Part of the motivation for this separation is, of course, political. In some organizations you’ll find that folks in one team don’t want to share permissions/rights with other teams who aren’t directly responsible for the upkeep or maintenance of the bit of the sandbox they have dominion over.

The Sensible Computer Security Policy reason is the principle of Least Privileges. When the question, “Do these people/does this group need permissions to this resource?” is answered “No.”, then the principle of Least Privileges dictates that they not be given the access they don’t need. This Security Principle falls under the overall category of Risk Management. The fewer potential risks (i.e. fewer accounts sitting around waiting to be hacked that have permissions they don’t necessarily need), the fewer potential security vulnerabilities sit around waiting to be exploited by Joe Q. Attacker.

It should be noted that in the annals of computer attackers, the long-neglected account that just happens to be a local or domain administrator and just happens to have a really easy to guess password is the holy grail, and almost every computer system has at least one.

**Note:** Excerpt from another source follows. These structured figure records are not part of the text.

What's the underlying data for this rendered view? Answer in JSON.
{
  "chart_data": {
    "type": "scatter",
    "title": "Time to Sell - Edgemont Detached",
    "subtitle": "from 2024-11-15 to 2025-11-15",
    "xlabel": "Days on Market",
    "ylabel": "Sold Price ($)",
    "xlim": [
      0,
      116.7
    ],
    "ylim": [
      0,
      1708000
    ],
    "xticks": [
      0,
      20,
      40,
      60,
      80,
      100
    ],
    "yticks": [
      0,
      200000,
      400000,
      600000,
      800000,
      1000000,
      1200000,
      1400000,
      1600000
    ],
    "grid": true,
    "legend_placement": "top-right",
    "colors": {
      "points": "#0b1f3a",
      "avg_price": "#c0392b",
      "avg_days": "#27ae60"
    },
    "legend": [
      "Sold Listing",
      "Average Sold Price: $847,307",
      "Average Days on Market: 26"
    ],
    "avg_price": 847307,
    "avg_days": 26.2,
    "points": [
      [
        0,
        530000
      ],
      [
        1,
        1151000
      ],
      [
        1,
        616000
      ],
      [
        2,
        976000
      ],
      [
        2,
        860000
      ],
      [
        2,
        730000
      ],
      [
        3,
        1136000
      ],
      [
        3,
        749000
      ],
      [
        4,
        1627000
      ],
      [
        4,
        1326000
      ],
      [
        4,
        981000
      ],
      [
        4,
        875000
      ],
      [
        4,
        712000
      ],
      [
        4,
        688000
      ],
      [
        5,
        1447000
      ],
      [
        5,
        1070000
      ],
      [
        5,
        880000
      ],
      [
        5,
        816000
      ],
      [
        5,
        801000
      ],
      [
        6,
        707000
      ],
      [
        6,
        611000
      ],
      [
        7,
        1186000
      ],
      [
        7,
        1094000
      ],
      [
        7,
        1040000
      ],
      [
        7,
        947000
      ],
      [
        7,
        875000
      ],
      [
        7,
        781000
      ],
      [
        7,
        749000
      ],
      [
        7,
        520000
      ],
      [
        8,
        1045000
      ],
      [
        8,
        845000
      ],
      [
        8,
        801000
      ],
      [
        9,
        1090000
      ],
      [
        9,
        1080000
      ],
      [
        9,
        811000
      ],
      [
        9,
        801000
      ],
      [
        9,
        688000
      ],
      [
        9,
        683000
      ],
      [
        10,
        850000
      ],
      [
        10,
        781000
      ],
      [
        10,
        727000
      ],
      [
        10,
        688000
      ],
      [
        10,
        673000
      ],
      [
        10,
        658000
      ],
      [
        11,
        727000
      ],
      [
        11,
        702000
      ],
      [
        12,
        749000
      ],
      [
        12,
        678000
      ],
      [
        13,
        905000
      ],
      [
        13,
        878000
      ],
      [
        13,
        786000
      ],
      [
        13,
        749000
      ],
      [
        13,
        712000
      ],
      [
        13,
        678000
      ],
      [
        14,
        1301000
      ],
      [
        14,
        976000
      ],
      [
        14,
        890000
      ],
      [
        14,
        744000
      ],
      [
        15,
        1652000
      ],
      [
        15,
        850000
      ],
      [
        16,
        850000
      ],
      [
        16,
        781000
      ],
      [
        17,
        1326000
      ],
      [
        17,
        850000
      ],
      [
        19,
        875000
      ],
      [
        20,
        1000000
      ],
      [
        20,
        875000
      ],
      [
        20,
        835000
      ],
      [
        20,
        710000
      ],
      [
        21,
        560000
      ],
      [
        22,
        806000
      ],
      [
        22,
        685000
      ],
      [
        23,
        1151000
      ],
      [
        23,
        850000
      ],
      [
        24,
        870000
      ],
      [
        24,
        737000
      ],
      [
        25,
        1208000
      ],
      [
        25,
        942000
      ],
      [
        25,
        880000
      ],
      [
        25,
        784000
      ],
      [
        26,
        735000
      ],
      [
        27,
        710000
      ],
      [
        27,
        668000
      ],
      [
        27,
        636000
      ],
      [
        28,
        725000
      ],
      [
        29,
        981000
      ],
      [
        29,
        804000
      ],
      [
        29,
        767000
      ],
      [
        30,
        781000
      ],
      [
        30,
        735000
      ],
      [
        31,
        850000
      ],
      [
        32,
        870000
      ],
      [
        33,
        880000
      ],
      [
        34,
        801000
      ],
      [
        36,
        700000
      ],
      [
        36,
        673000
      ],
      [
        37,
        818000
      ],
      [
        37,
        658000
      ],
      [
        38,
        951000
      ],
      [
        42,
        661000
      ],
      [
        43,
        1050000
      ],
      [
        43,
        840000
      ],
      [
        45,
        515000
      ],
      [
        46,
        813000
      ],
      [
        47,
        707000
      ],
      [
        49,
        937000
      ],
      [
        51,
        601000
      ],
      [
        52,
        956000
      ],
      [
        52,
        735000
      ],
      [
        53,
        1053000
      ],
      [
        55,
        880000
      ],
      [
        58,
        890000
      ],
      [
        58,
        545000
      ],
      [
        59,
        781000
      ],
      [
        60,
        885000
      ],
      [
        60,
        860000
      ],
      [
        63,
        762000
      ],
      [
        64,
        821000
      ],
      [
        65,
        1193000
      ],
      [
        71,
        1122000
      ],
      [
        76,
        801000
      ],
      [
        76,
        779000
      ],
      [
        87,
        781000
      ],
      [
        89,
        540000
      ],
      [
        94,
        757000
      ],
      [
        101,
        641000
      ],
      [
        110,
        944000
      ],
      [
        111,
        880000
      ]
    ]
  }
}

So do what you can to manage your risks and reduce the number of holy grails that attackers can use to compromise your system.

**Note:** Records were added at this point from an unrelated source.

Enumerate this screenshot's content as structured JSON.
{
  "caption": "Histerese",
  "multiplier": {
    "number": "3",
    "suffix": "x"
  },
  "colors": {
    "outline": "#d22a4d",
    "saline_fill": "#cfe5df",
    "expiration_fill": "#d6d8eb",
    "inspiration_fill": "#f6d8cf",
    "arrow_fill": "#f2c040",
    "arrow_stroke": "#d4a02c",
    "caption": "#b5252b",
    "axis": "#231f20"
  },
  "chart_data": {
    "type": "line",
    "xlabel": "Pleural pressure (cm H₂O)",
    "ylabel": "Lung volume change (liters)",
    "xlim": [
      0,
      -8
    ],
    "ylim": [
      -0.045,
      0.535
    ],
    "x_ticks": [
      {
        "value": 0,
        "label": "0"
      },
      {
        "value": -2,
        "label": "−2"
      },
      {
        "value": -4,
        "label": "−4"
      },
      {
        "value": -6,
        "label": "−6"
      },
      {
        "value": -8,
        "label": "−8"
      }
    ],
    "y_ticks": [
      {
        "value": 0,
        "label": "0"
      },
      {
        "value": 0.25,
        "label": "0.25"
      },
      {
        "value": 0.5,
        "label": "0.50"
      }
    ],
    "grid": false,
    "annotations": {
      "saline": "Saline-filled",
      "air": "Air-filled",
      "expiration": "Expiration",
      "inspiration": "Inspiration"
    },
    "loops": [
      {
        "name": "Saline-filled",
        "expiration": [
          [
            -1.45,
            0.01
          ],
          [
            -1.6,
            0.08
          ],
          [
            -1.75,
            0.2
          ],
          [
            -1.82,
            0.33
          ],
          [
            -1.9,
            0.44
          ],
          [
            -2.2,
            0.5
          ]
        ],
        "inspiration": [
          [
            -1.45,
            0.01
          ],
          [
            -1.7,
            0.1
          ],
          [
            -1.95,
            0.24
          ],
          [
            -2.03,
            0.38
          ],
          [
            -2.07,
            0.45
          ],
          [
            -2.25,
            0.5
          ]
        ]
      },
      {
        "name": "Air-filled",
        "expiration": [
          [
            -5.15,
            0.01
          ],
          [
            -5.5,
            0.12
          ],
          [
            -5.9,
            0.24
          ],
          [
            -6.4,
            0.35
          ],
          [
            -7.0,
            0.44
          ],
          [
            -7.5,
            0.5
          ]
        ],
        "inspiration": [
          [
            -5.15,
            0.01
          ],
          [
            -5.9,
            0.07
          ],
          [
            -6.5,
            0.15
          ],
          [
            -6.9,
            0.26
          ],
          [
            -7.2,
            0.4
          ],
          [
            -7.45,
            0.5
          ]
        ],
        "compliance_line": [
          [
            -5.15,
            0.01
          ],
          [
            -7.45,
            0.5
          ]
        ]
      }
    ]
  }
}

Anyway, so for whatever reasons, you’ve decided that you wish to implement the policy that Local Administrators on the SQL Server are not allowed to be System Administrators (aka sa) within the SQL Server/Application itself. Note that while it appears that Microsoft “supports” this configuration, it’s not specifically allowed for in Microsoft’s relevant Knowledge Base articles, so if you do go this way, be on the lookout for potential complications. See that other article I mentioned and linked to above for an example of an unexpected consequence.

If you remove BUILTIN\Administrators from your SharePoint 2003 server’s SQL Server Logins, or remove the sa permissions from that group, you will hose up your Full Text Search in SQL Server, which of course (say it with me) will screw up your Full Text Search in your Windows SharePoint Services 2003 sites. (Because Windows SharePoint Services 2003 uses SQL Full Text Search to do its searching.)

How do you fix this?

According to KB Article 317746, if you don’t wish to add BUILTIN\Administrators back to the SQL Server Logins, you still have an out. You must:

  • Add the System Administrators Server Role to the account you are using as the Service Account for SQL Server.
  • Add the Local System account (NT AUTHORITY\System) to the SQL Server Logins.
  • Add the System Administrators Server Role to the Local System account (NT AUTHORITY\System).

You should not have to restart SQL Server after making this change. But you may also need to fix Full Text Search for other reasons, which I will elucidate in a (shortly to follow) article.